In filing a resolution seeking an investigation in the government bank’s grant of a massive unsecured loan to the Korean company, Party-list Rep. Cecil Chavez of Butil said the grant of such loan was a betrayal of the LandBank’s mandate that was spelled out in Republic Act 10000, the law that aims to provide agriculture, fisheries and agrarian reform credit, insurance and financing system to improve the productivity of the agriculture and fisheries sectors, that was enacted in 2009.

“Nowhere in the original mandate of the Land Bank says that it should grant a jumbo, unsecured loan to a foreign shipbuilding entity,”—Chavez, vice chairman of the House committee on agriculture and food, said.

She said a congressional inquiry is needed because the loan that was granted to Hanjin “was done in the wake of the LandBank’s wanton and brazen failure to grant just even token loans to small farmers and agrarian reform beneficiaries.”

Under the law, all banks are required to set aside a portion of their loanable funds for so called “agri-agra loans” that are meant to provide financing to the food production sector. Failure to grant such loans will subject banks to stiff fines and practically all banks, including the LandBank, that was established to provide such loans to small farmers and fishermen, have been paying fines annually.
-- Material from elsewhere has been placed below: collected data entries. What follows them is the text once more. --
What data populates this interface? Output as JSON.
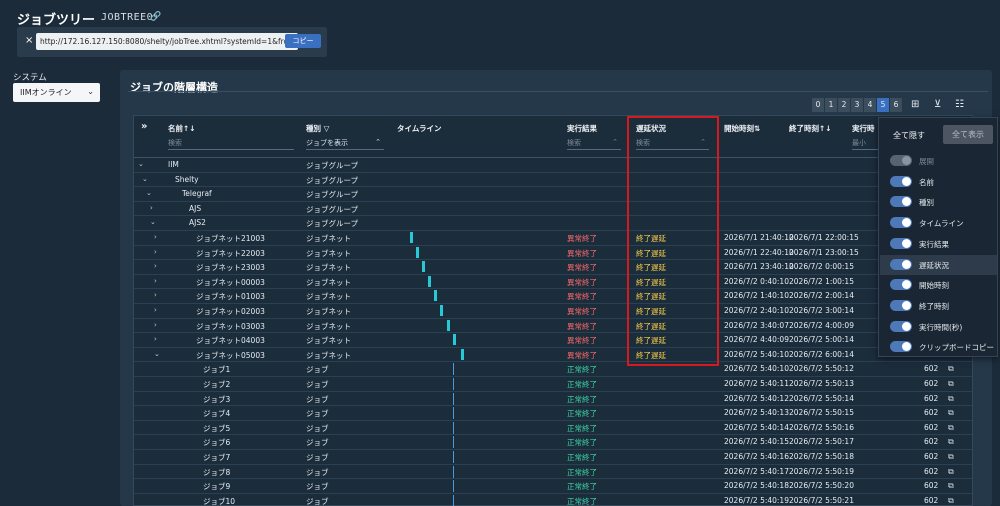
{
  "page": {
    "title": "ジョブツリー",
    "subtitle": "JOBTREE0",
    "link_icon": "link-icon"
  },
  "url_bar": {
    "value": "http://172.16.127.150:8080/shelty/jobTree.xhtml?systemId=1&frc",
    "copy_label": "コピー",
    "close_icon": "×"
  },
  "system": {
    "label": "システム",
    "selected": "IIMオンライン"
  },
  "panel": {
    "title": "ジョブの階層構造",
    "levels": [
      "0",
      "1",
      "2",
      "3",
      "4",
      "5",
      "6"
    ],
    "active_level": "5"
  },
  "table": {
    "columns": {
      "expand": "»",
      "name": "名前",
      "name_sort": "↑↓",
      "kind": "種別",
      "kind_filter_icon": "▽",
      "timeline": "タイムライン",
      "result": "実行結果",
      "delay": "遅延状況",
      "start": "開始時刻",
      "start_sort": "⇅",
      "end": "終了時刻",
      "end_sort": "↑↓",
      "elapsed": "実行時"
    },
    "filters": {
      "name": "検索",
      "kind": "ジョブを表示",
      "result": "検索",
      "delay": "検索",
      "elapsed": "最小"
    },
    "rows": [
      {
        "name": "IIM",
        "kind": "ジョブグループ",
        "result": "",
        "delay": "",
        "start": "",
        "end": "",
        "elapsed": ""
      },
      {
        "name": "Shelty",
        "kind": "ジョブグループ",
        "result": "",
        "delay": "",
        "start": "",
        "end": "",
        "elapsed": ""
      },
      {
        "name": "Telegraf",
        "kind": "ジョブグループ",
        "result": "",
        "delay": "",
        "start": "",
        "end": "",
        "elapsed": ""
      },
      {
        "name": "AJS",
        "kind": "ジョブグループ",
        "result": "",
        "delay": "",
        "start": "",
        "end": "",
        "elapsed": ""
      },
      {
        "name": "AJS2",
        "kind": "ジョブグループ",
        "result": "",
        "delay": "",
        "start": "",
        "end": "",
        "elapsed": ""
      },
      {
        "name": "ジョブネット21003",
        "kind": "ジョブネット",
        "result": "異常終了",
        "delay": "終了遅延",
        "start": "2026/7/1 21:40:10",
        "end": "2026/7/1 22:00:15",
        "elapsed": ""
      },
      {
        "name": "ジョブネット22003",
        "kind": "ジョブネット",
        "result": "異常終了",
        "delay": "終了遅延",
        "start": "2026/7/1 22:40:10",
        "end": "2026/7/1 23:00:15",
        "elapsed": ""
      },
      {
        "name": "ジョブネット23003",
        "kind": "ジョブネット",
        "result": "異常終了",
        "delay": "終了遅延",
        "start": "2026/7/1 23:40:10",
        "end": "2026/7/2 0:00:15",
        "elapsed": ""
      },
      {
        "name": "ジョブネット00003",
        "kind": "ジョブネット",
        "result": "異常終了",
        "delay": "終了遅延",
        "start": "2026/7/2 0:40:10",
        "end": "2026/7/2 1:00:15",
        "elapsed": ""
      },
      {
        "name": "ジョブネット01003",
        "kind": "ジョブネット",
        "result": "異常終了",
        "delay": "終了遅延",
        "start": "2026/7/2 1:40:10",
        "end": "2026/7/2 2:00:14",
        "elapsed": ""
      },
      {
        "name": "ジョブネット02003",
        "kind": "ジョブネット",
        "result": "異常終了",
        "delay": "終了遅延",
        "start": "2026/7/2 2:40:10",
        "end": "2026/7/2 3:00:14",
        "elapsed": ""
      },
      {
        "name": "ジョブネット03003",
        "kind": "ジョブネット",
        "result": "異常終了",
        "delay": "終了遅延",
        "start": "2026/7/2 3:40:07",
        "end": "2026/7/2 4:00:09",
        "elapsed": ""
      },
      {
        "name": "ジョブネット04003",
        "kind": "ジョブネット",
        "result": "異常終了",
        "delay": "終了遅延",
        "start": "2026/7/2 4:40:09",
        "end": "2026/7/2 5:00:14",
        "elapsed": ""
      },
      {
        "name": "ジョブネット05003",
        "kind": "ジョブネット",
        "result": "異常終了",
        "delay": "終了遅延",
        "start": "2026/7/2 5:40:10",
        "end": "2026/7/2 6:00:14",
        "elapsed": ""
      },
      {
        "name": "ジョブ1",
        "kind": "ジョブ",
        "result": "正常終了",
        "delay": "",
        "start": "2026/7/2 5:40:10",
        "end": "2026/7/2 5:50:12",
        "elapsed": "602"
      },
      {
        "name": "ジョブ2",
        "kind": "ジョブ",
        "result": "正常終了",
        "delay": "",
        "start": "2026/7/2 5:40:11",
        "end": "2026/7/2 5:50:13",
        "elapsed": "602"
      },
      {
        "name": "ジョブ3",
        "kind": "ジョブ",
        "result": "正常終了",
        "delay": "",
        "start": "2026/7/2 5:40:12",
        "end": "2026/7/2 5:50:14",
        "elapsed": "602"
      },
      {
        "name": "ジョブ4",
        "kind": "ジョブ",
        "result": "正常終了",
        "delay": "",
        "start": "2026/7/2 5:40:13",
        "end": "2026/7/2 5:50:15",
        "elapsed": "602"
      },
      {
        "name": "ジョブ5",
        "kind": "ジョブ",
        "result": "正常終了",
        "delay": "",
        "start": "2026/7/2 5:40:14",
        "end": "2026/7/2 5:50:16",
        "elapsed": "602"
      },
      {
        "name": "ジョブ6",
        "kind": "ジョブ",
        "result": "正常終了",
        "delay": "",
        "start": "2026/7/2 5:40:15",
        "end": "2026/7/2 5:50:17",
        "elapsed": "602"
      },
      {
        "name": "ジョブ7",
        "kind": "ジョブ",
        "result": "正常終了",
        "delay": "",
        "start": "2026/7/2 5:40:16",
        "end": "2026/7/2 5:50:18",
        "elapsed": "602"
      },
      {
        "name": "ジョブ8",
        "kind": "ジョブ",
        "result": "正常終了",
        "delay": "",
        "start": "2026/7/2 5:40:17",
        "end": "2026/7/2 5:50:19",
        "elapsed": "602"
      },
      {
        "name": "ジョブ9",
        "kind": "ジョブ",
        "result": "正常終了",
        "delay": "",
        "start": "2026/7/2 5:40:18",
        "end": "2026/7/2 5:50:20",
        "elapsed": "602"
      },
      {
        "name": "ジョブ10",
        "kind": "ジョブ",
        "result": "正常終了",
        "delay": "",
        "start": "2026/7/2 5:40:19",
        "end": "2026/7/2 5:50:21",
        "elapsed": "602"
      }
    ]
  },
  "column_menu": {
    "hide_all": "全て隠す",
    "show_all": "全て表示",
    "items": [
      {
        "label": "展開",
        "on": false,
        "disabled": true
      },
      {
        "label": "名前",
        "on": true,
        "disabled": false
      },
      {
        "label": "種別",
        "on": true,
        "disabled": false
      },
      {
        "label": "タイムライン",
        "on": true,
        "disabled": false
      },
      {
        "label": "実行結果",
        "on": true,
        "disabled": false
      },
      {
        "label": "遅延状況",
        "on": true,
        "disabled": false
      },
      {
        "label": "開始時刻",
        "on": true,
        "disabled": false
      },
      {
        "label": "終了時刻",
        "on": true,
        "disabled": false
      },
      {
        "label": "実行時間(秒)",
        "on": true,
        "disabled": false
      },
      {
        "label": "クリップボードコピー",
        "on": true,
        "disabled": false
      }
    ]
  },
  "colors": {
    "accent": "#3a70c2",
    "error": "#ff6b6b",
    "ok": "#3fd6a6",
    "delay": "#ffd24a",
    "highlight": "#d6191e"
  }
}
Earlier, Alvarez assailed the “overall mendacity” of the banking system and what she alleged as deliberate efforts of the banks “to brazenly violate RA 10000 — the law that requires banks to grant 25 percent of their yearly loan portfolio to agriculture and agrarian reform beneficiaries.”

The Regional Regional Trial Court in Olongapo City has already put Hanjin under receivership after the company defaulted on its debts obligations and filed for corporate rehabilitation on January 8.

It was the biggest corporate bankruptcy ever in the Philippines, with $412 million (P21.5 billion) in unsecured loans owed to five banks—Rizal Commercial Banking Corp., LandBank, Metropolitan Bank & Trust Co., Bank of the Philippine Islands and BDO Unibank Inc.

In a privileged speech, Chavez said “the Philippine banking system paid more than P6 billion in penalties because of the system’s deliberate decision to violate RA 10000 and pay fines just to avoid granting loans to small farmers and agrarian reform beneficiaries.”

Under RA 10000, the banks have several modes of “alternative compliance” which allow them to buy government papers and bonds and pass these off as “legal compliance” to the 25 percent mandate of RA 10000.

“Yet, after exhausting the modes of alternative compliance, the banks would then deliberately pay fines instead of lending to agriculture and small farmers,” Chavez said.